Das Bundesverwaltungsgericht fasst durch den Richter Mag. KOREN im Verfahren des Gebührenersatzes betreffend das Vergabeverfahren "Reinigungsdienstleistungen Wien II, GZ 2601.03552," der Auftraggeber Republik Österreich (Bund), Bundesimmobiliengesellschaft m.b.H., Wasserleitungsverband Nördliches Burgenland, Krankenfürsorgeanstalt der Bediensteten der Stadt Wien, Verein Neustart, vergebende Stelle Bundesbeschaffung GmbH (BBG), Lasallestraße 9b, 1020 Wien, vertreten durch die Finanzprokuratur, Singerstraße 17-19, 1011 Wien, aufgrund des Antrages der Antragstellerin XXXX GmbH, vertreten durch Breitenfeld Rechtsanwälte GmbH & Co KG, Marc-Aurel-Straße 6, 1010 Wien, vom 01.03.2021, folgenden Beschluss:

A)

Dem Antrag auf Ersatz der entrichteten Pauschalgebühren wird stattgegeben.

Die Auftraggeberin, Republik Österreich (Bund), ist verpflichtet, der Antragstellerin, der XXXX , die für den Antrag auf Erlassung einer einstweiligen Verfügung, den Antrag auf Nichtigerklärung der Ausscheidensentscheidung sowie den Antrag auf Nichtigerklärung, mit welchem Bieter die Rahmenvereinbarung abgeschlossen werden soll, entrichteten Pauschalgebühren in der Höhe von gesamt EUR 29.808 binnen 14 Tagen ab Zustellung dieses Beschlusses zu Handen ihrer Rechtsvertreterin zu ersetzen.

B)

Die Revision ist gem. Art 133 Abs. 4 B-VG nicht zulässig.


Text


Begründung:

I. Verfahrensgang:

Mit Schreiben vom 01.03.2021, beim BVwG eingebracht am gleichen Tag, begehrte die Antragstellerin (ASt) die Nichtigerklärung der am 19.02.2021 bekannt gegebenen Ausscheidensentscheidung zu Los 14, die Nichtigerklärung der Entscheidung vom 26.02.2021, mit welchem Bieter die Rahmenvereinbarung geschlossen werden soll, die Durchführung einer mündlichen Verhandlung, Akteneinsicht in alle von den Auftraggebern vorgelegten Bestandteile des Vergabeaktes sowie die des Nachprüfungsaktes, den Ersatz der entrichteten sowie die Rückerstattung zu viel entrichteter Pauschalgebühren, und die Erlassung einer einstweiligen Verfügung.

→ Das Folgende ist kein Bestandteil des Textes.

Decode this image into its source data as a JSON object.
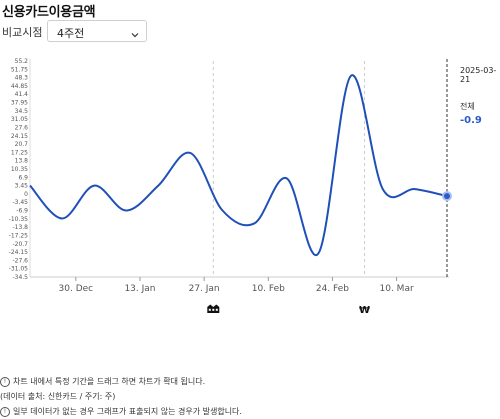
{
  "header": {
    "title": "신용카드이용금액"
  },
  "compare": {
    "label": "비교시점",
    "selected": "4주전"
  },
  "side_panel": {
    "date": "2025-03-21",
    "label": "전체",
    "value": "-0.9"
  },
  "notes": [
    "차트 내에서 특정 기간을 드래그 하면 차트가 확대 됩니다.",
    "(데이터 출처: 신한카드 / 주기: 주)",
    "일부 데이터가 없는 경우 그래프가 표출되지 않는 경우가 발생합니다."
  ],
  "colors": {
    "line": "#1f4fb8",
    "accent": "#2b5cc9"
  },
  "chart_data": {
    "type": "line",
    "x": [
      "2024-12-20",
      "2024-12-27",
      "2025-01-03",
      "2025-01-10",
      "2025-01-17",
      "2025-01-24",
      "2025-01-31",
      "2025-02-07",
      "2025-02-14",
      "2025-02-21",
      "2025-02-28",
      "2025-03-07",
      "2025-03-14",
      "2025-03-21"
    ],
    "series": [
      {
        "values": [
          3.45,
          -10.2,
          3.45,
          -6.9,
          3.45,
          17.0,
          -6.9,
          -12.2,
          6.5,
          -24.5,
          49.0,
          2.0,
          2.0,
          -0.9
        ]
      }
    ],
    "y_ticks": [
      "55.2",
      "51.75",
      "48.3",
      "44.85",
      "41.4",
      "37.95",
      "34.5",
      "31.05",
      "27.6",
      "24.15",
      "20.7",
      "17.25",
      "13.8",
      "10.35",
      "6.9",
      "3.45",
      "0",
      "-3.45",
      "-6.9",
      "-10.35",
      "-13.8",
      "-17.25",
      "-20.7",
      "-24.15",
      "-27.6",
      "-31.05",
      "-34.5"
    ],
    "ylim": [
      -34.5,
      55.2
    ],
    "x_ticks": [
      {
        "date": "2024-12-30",
        "label": "30. Dec"
      },
      {
        "date": "2025-01-13",
        "label": "13. Jan"
      },
      {
        "date": "2025-01-27",
        "label": "27. Jan"
      },
      {
        "date": "2025-02-10",
        "label": "10. Feb"
      },
      {
        "date": "2025-02-24",
        "label": "24. Feb"
      },
      {
        "date": "2025-03-10",
        "label": "10. Mar"
      }
    ],
    "event_markers": [
      {
        "date": "2025-01-29",
        "icon": "building-icon"
      },
      {
        "date": "2025-03-03",
        "icon": "won-icon"
      }
    ],
    "highlight_date": "2025-03-21",
    "grid": false
  }
}
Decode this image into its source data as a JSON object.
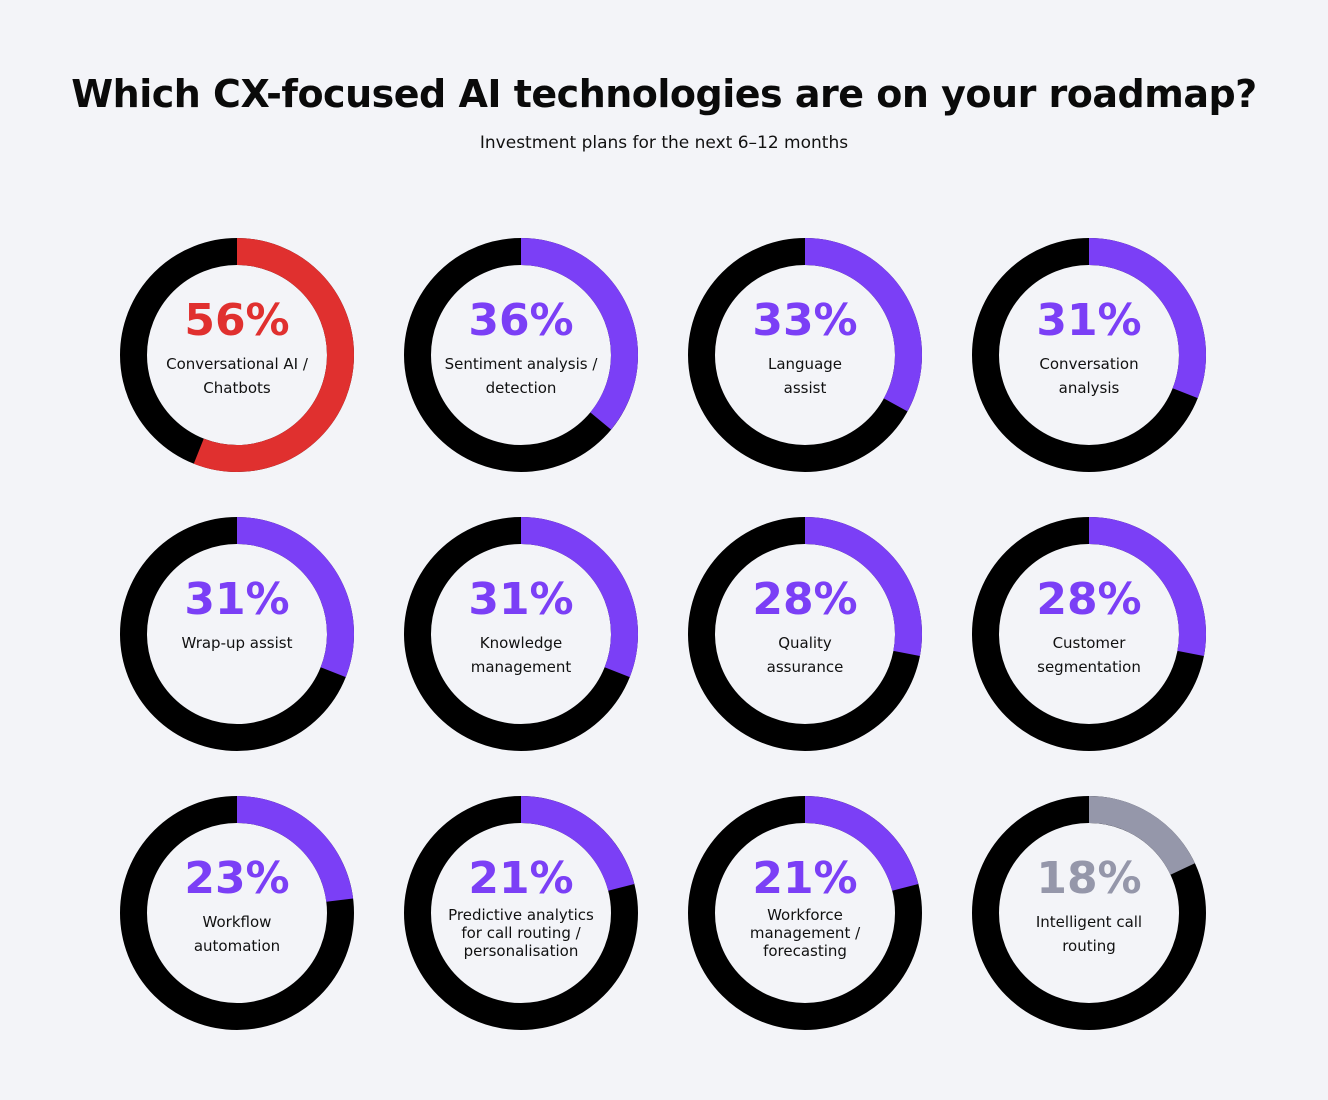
{
  "header": {
    "title": "Which CX-focused AI technologies are on your roadmap?",
    "subtitle": "Investment plans for the next 6–12 months"
  },
  "chart_data": [
    {
      "type": "donut",
      "categories": [
        "Conversational AI / Chatbots"
      ],
      "values": [
        56
      ],
      "value_labels": [
        "56%"
      ],
      "color": "#e0302f"
    },
    {
      "type": "donut",
      "categories": [
        "Sentiment analysis / detection"
      ],
      "values": [
        36
      ],
      "value_labels": [
        "36%"
      ],
      "color": "#7b3ff6"
    },
    {
      "type": "donut",
      "categories": [
        "Language assist"
      ],
      "values": [
        33
      ],
      "value_labels": [
        "33%"
      ],
      "color": "#7b3ff6"
    },
    {
      "type": "donut",
      "categories": [
        "Conversation analysis"
      ],
      "values": [
        31
      ],
      "value_labels": [
        "31%"
      ],
      "color": "#7b3ff6"
    },
    {
      "type": "donut",
      "categories": [
        "Wrap-up assist"
      ],
      "values": [
        31
      ],
      "value_labels": [
        "31%"
      ],
      "color": "#7b3ff6"
    },
    {
      "type": "donut",
      "categories": [
        "Knowledge management"
      ],
      "values": [
        31
      ],
      "value_labels": [
        "31%"
      ],
      "color": "#7b3ff6"
    },
    {
      "type": "donut",
      "categories": [
        "Quality assurance"
      ],
      "values": [
        28
      ],
      "value_labels": [
        "28%"
      ],
      "color": "#7b3ff6"
    },
    {
      "type": "donut",
      "categories": [
        "Customer segmentation"
      ],
      "values": [
        28
      ],
      "value_labels": [
        "28%"
      ],
      "color": "#7b3ff6"
    },
    {
      "type": "donut",
      "categories": [
        "Workflow automation"
      ],
      "values": [
        23
      ],
      "value_labels": [
        "23%"
      ],
      "color": "#7b3ff6"
    },
    {
      "type": "donut",
      "categories": [
        "Predictive analytics for call routing / personalisation"
      ],
      "values": [
        21
      ],
      "value_labels": [
        "21%"
      ],
      "color": "#7b3ff6"
    },
    {
      "type": "donut",
      "categories": [
        "Workforce management / forecasting"
      ],
      "values": [
        21
      ],
      "value_labels": [
        "21%"
      ],
      "color": "#7b3ff6"
    },
    {
      "type": "donut",
      "categories": [
        "Intelligent call routing"
      ],
      "values": [
        18
      ],
      "value_labels": [
        "18%"
      ],
      "color": "#9597aa"
    }
  ]
}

Begründend wurde von der Antragstellerin Folgendes ausgeführt:

Die Auftraggeber führen ein am 12.10.2020 im Supplement zum Amtsblatt der Europäischen Union zu 2020/S 198-480258 bekannt gemachtes Vergabeverfahren als offenes Verfahren mit Bestbieterprinzip im Oberschwellenbereich zu Reinigungsdienstleistungen in 17 Losen durch. Die Antragstellerin habe insbesondere zu Los 14 ein ausschreibungskonformes Angebot gelegt. Nach Aufklärungsersuchen vom 23.12.2020 zu einer Offenlegung der Kalkulation anhand eines vorgegebenen Formblattes und Beantwortung des Aufklärungsersuchens, sei der Antragstellerin mit Schreiben vom 19.02.2021 eine Ausscheidensentscheidung unter anderem zu Los 14 mitgeteilt worden. Mit einem Schreiben vom selben Tag sei der Antragstellerin mitgeteilt worden, dass beabsichtigt sei, die Rahmenvereinbarung zu Los 14 mit der XXXX GmbH abzuschließen. Mit Schreiben vom 26.02.2021 sei die Auswahlentscheidung geändert worden und sei mitgeteilt worden, dass beabsichtigt sei, die Rahmenvereinbarung zu Los 14 mit der XXXX GmbH abzuschließen.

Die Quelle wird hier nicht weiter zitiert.